О. Мандельштам. Конец романа
1
Человек по фамилии Габчик существовал на самом деле. Слышал ли он, лежа на узкой железной кровати, один в погруженной во тьму квартире, слушал ли он, как за закрытыми ставнями знакомо стучат колесами и звонят пражские трамваи? Хочется в это верить. Я хорошо знаю Прагу, и мне легко назвать номер трамвая (впрочем, он мог с тех пор измениться), представить себе его маршрут и то место, где Габчик лежит за закрытыми ставнями, ждет, слушает и думает. Мы в Праге, на углу Вышеградской и Троицкой.
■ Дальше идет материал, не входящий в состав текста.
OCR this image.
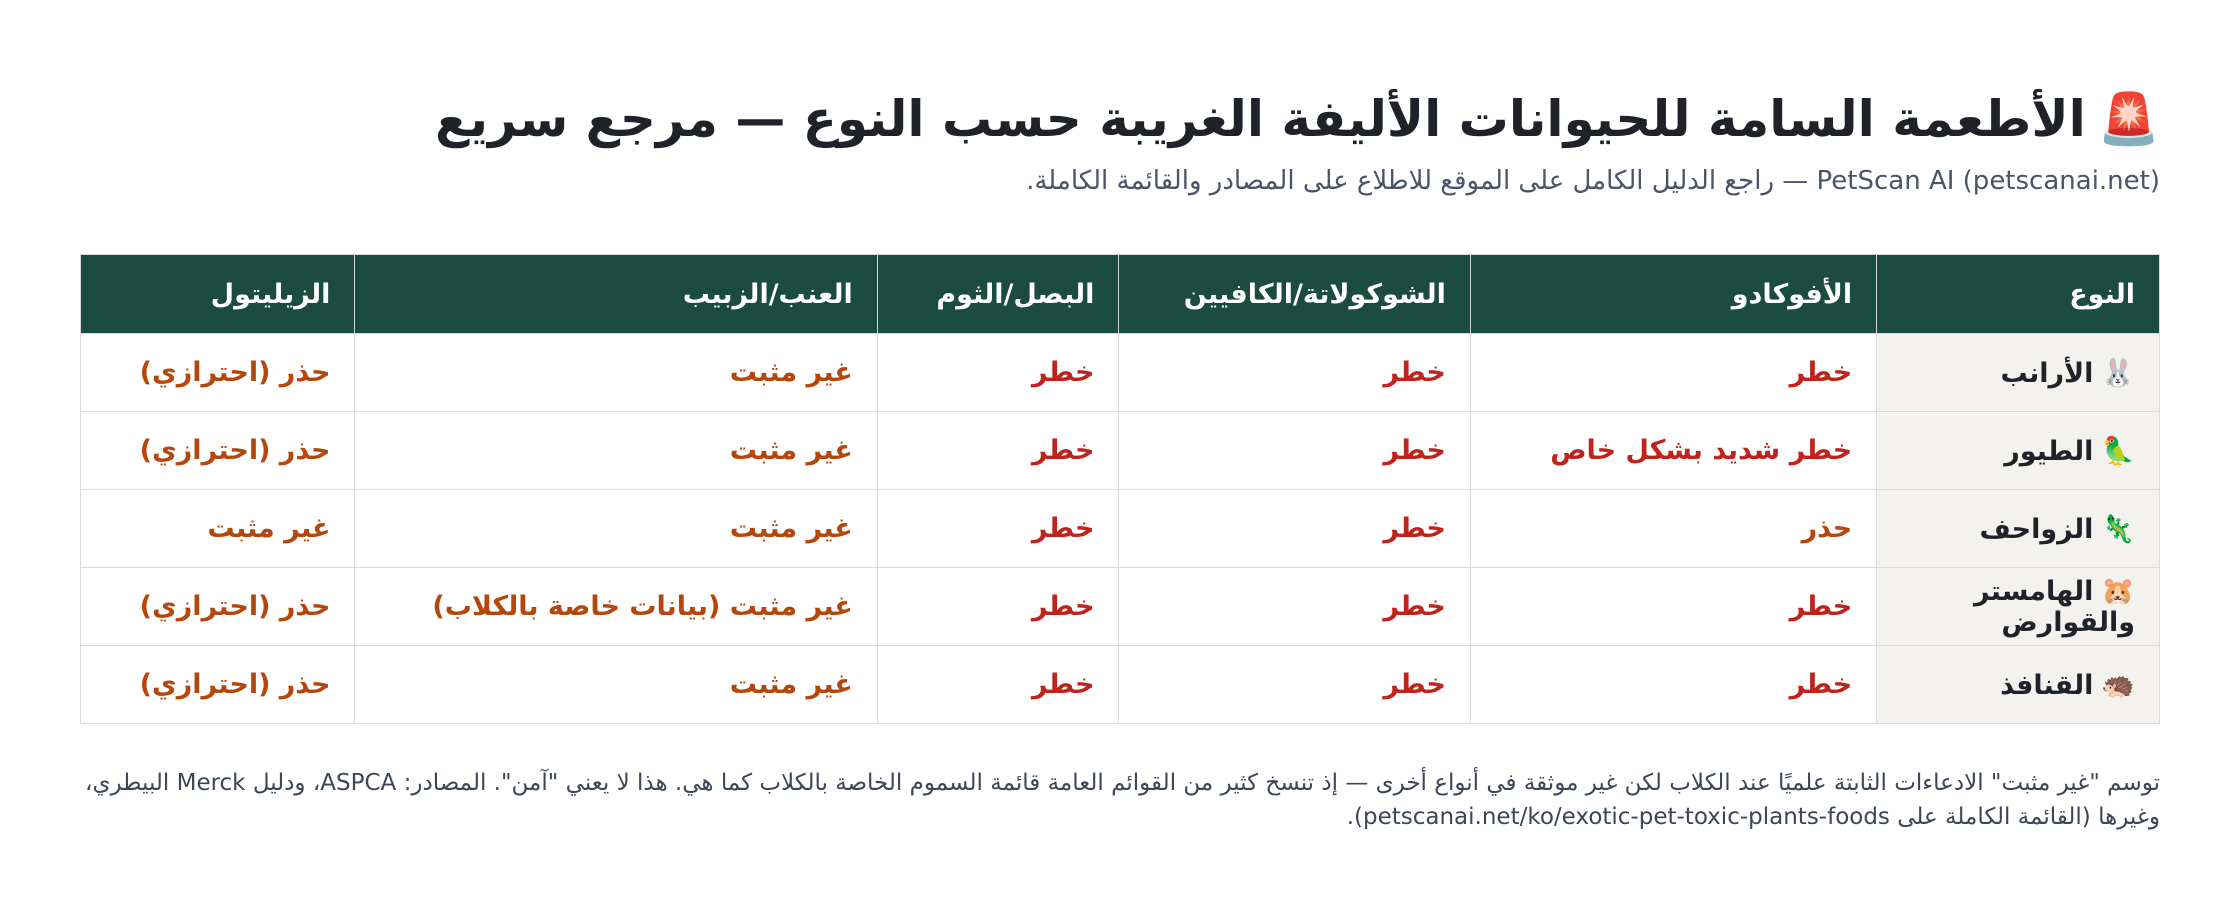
🚨الأطعمة السامة للحيوانات الأليفة الغريبة حسب النوع — مرجع سريع

PetScan AI (petscanai.net) — راجع الدليل الكامل على الموقع للاطلاع على المصادر والقائمة الكاملة.

النوع	الأفوكادو	الشوكولاتة/الكافيين	البصل/الثوم	العنب/الزبيب	الزيليتول
🐰الأرانب	خطر	خطر	خطر	غير مثبت	حذر (احترازي)
🦜الطيور	خطر شديد بشكل خاص	خطر	خطر	غير مثبت	حذر (احترازي)
🦎الزواحف	حذر	خطر	خطر	غير مثبت	غير مثبت
🐹الهامستر والقوارض	خطر	خطر	خطر	غير مثبت (بيانات خاصة بالكلاب)	حذر (احترازي)
🦔القنافذ	خطر	خطر	خطر	غير مثبت	حذر (احترازي)

توسم "غير مثبت" الادعاءات الثابتة علميًا عند الكلاب لكن غير موثقة في أنواع أخرى — إذ تنسخ كثير من القوائم العامة قائمة السموم الخاصة بالكلاب كما هي. هذا لا يعني "آمن". المصادر: ASPCA، ودليل Merck البيطري، وغيرها (القائمة الكاملة على petscanai.net/ko/exotic-pet-toxic-plants-foods).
Восемнадцатый (а может быть, двадцать второй) трамвай остановился у Ботанического сада. На дворе 1942 год. Милан Кундера в «Книге смеха и забвения» дает читателю понять, что теряется и немного стыдится, когда придумывает имена персонажам. И хотя в это трудно поверить, читая его романы, густо населенные Томашами, Таминами и всякими там Терезами, здесь и без рассуждений очевидно: что может быть пошлее, чем в наивном стремлении к правдоподобию или, в лучшем случае, просто ради удобства наградить вымышленным именем вымышленного персонажа? По-моему, Кундере следовало пойти дальше: действительно, что может быть пошлее вымышленного персонажа?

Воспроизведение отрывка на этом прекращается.